The slow moment is also unusual—a broad, serene theme that some have compared (unreasonably) to “Three Blind Mice.”  I think it’s typical Rachmaninov, just without the romance; can a theme be beautiful without conjuring up desperate lovers and Pre-Raphaelite portraits?  Naturally—Mozart did it, and this reminds me of a Mozart Romance from his piano concertos, perhaps Nos. 20, 22, or 27.  Indeed, there is much that is Mozartian here, and though Mozart is not a composer one readily associates with Rachmaninov, there is much affinity between the two in Rachmaninov’s late music.  The autumnal quality, certainly, but also his willingness to experiment and play with form—think of Mozart’s 27th concerto, which defies all the previous works in its lack of theatricality.  It simply exists as it is. 

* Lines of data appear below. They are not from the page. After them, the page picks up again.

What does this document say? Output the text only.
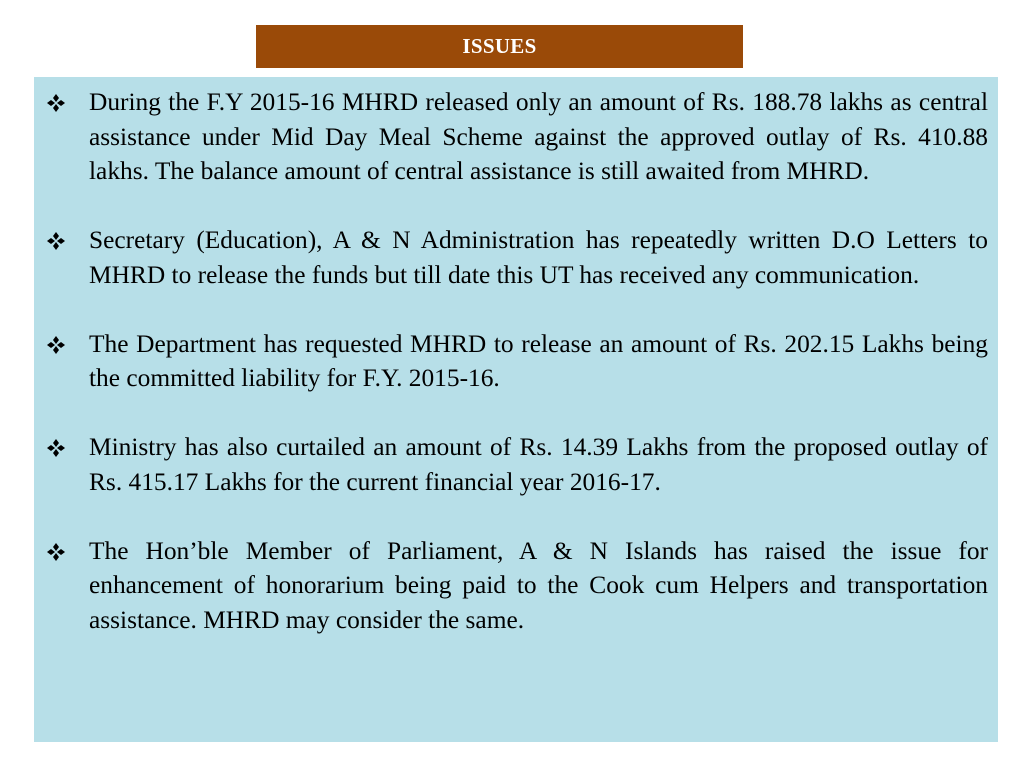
ISSUES
During the F.Y 2015-16 MHRD released only an amount of Rs. 188.78 lakhs as central assistance under Mid Day Meal Scheme against the approved outlay of Rs. 410.88 lakhs. The balance amount of central assistance is still awaited from MHRD.
Secretary (Education), A & N Administration has repeatedly written D.O Letters to MHRD to release the funds but till date this UT has received any communication.
The Department has requested MHRD to release an amount of Rs. 202.15 Lakhs being the committed liability for F.Y. 2015-16.
Ministry has also curtailed an amount of Rs. 14.39 Lakhs from the proposed outlay of Rs. 415.17 Lakhs for the current financial year 2016-17.
The Hon’ble Member of Parliament, A & N Islands has raised the issue for enhancement of honorarium being paid to the Cook cum Helpers and transportation assistance. MHRD may consider the same.
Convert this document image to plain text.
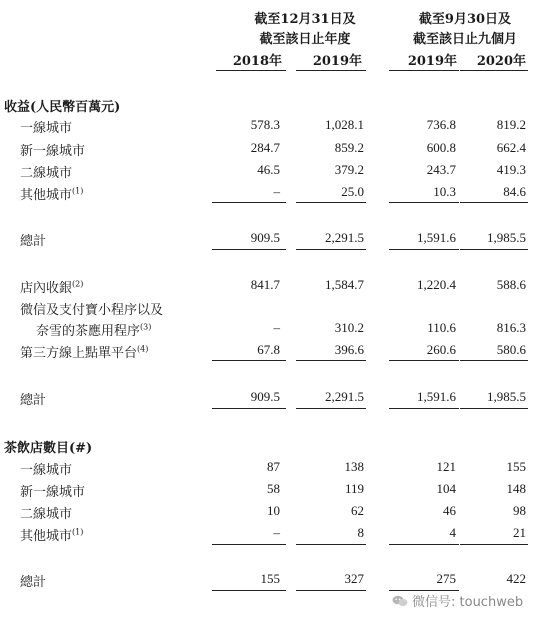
截至12月31日及
截至該日止年度
截至9月30日及
截至該日止九個月
2018年	2019年	2019年	2020年
收益(人民幣百萬元)
一線城市	578.3	1,028.1	736.8	819.2
新一線城市	284.7	859.2	600.8	662.4
二線城市	46.5	379.2	243.7	419.3
其他城市$^{(1)}$	–	25.0	10.3	84.6
總計	909.5	2,291.5	1,591.6	1,985.5
店內收銀$^{(2)}$	841.7	1,584.7	1,220.4	588.6
微信及支付寶小程序以及
奈雪的茶應用程序$^{(3)}$	–	310.2	110.6	816.3
第三方線上點單平台$^{(4)}$	67.8	396.6	260.6	580.6
總計	909.5	2,291.5	1,591.6	1,985.5
茶飲店數目(#)
一線城市	87	138	121	155
新一線城市	58	119	104	148
二線城市	10	62	46	98
其他城市$^{(1)}$	–	8	4	21
總計	155	327	275	422
微信号: touchweb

The finale opens brashly—even cheekily in the orchestra, before the piano careens in, almost a tad drunkenly.  Everything here seems composed with a nod to Prokofiev by way of Broadway.  Indeed, there is a slight hint of Jazz beneath this music; let’s not forget that Rachmaninov was in the audience during the premier of Gershwin’s Rhapsody in Blue!  This is one of Rachmainov’s first works written squarely in the 20th century, and one that, without radically altering his style, converts the often heavy, austere quality of the Second Symphony into athletic, ‘young’ sounding music.  Of course, there’s melody and beauty throughout, but the dominant mood is satiric high spirits.  Indeed, the finale sounds like a discarded movement from the Rhapsody on a Theme of Paganini, particularly Variations 19-21, which groove and shake like no other work in his opus (except this concerto).  So why is it so neglected?  Sure, it’s played now and then, and recorded when anyone does a complete set of his concerti, but as a stand-alone piece it delights—and is a nice reposte to those who exclaim Rachmaninov is old hat, washed up, hopelessly Romantic.  Amazingly, in his 60’s Rachmaninov was still reinventing himself and listening (and taking notes) on American music.  I often have to be in just the right mood to listen to Piano Concerto No.3, but No.4 always takes me by surprise and transports me to its unique soundscape.  For these reasons it makes an ideal introduction to Rachmaninov’s music, rather than a tolerated footnote to his compositional legacy. 

My favorite version is the classic recording from Ormandy and Entremont with the Philadelphia Symphony.  This was “Rachmaninov’s orchestra,” since he had a warm working relationship with them, and premiered several works with them, two of which he conceived with them in mind: Symphony No.3 and the Symphonic Dances.  Other great versions include the Ashkenazy/Haitnik version, as well as the much lauded version by Michelangeli, along with Ravel’s Piano Concerto in G (a novel, and very appropriate coupling!).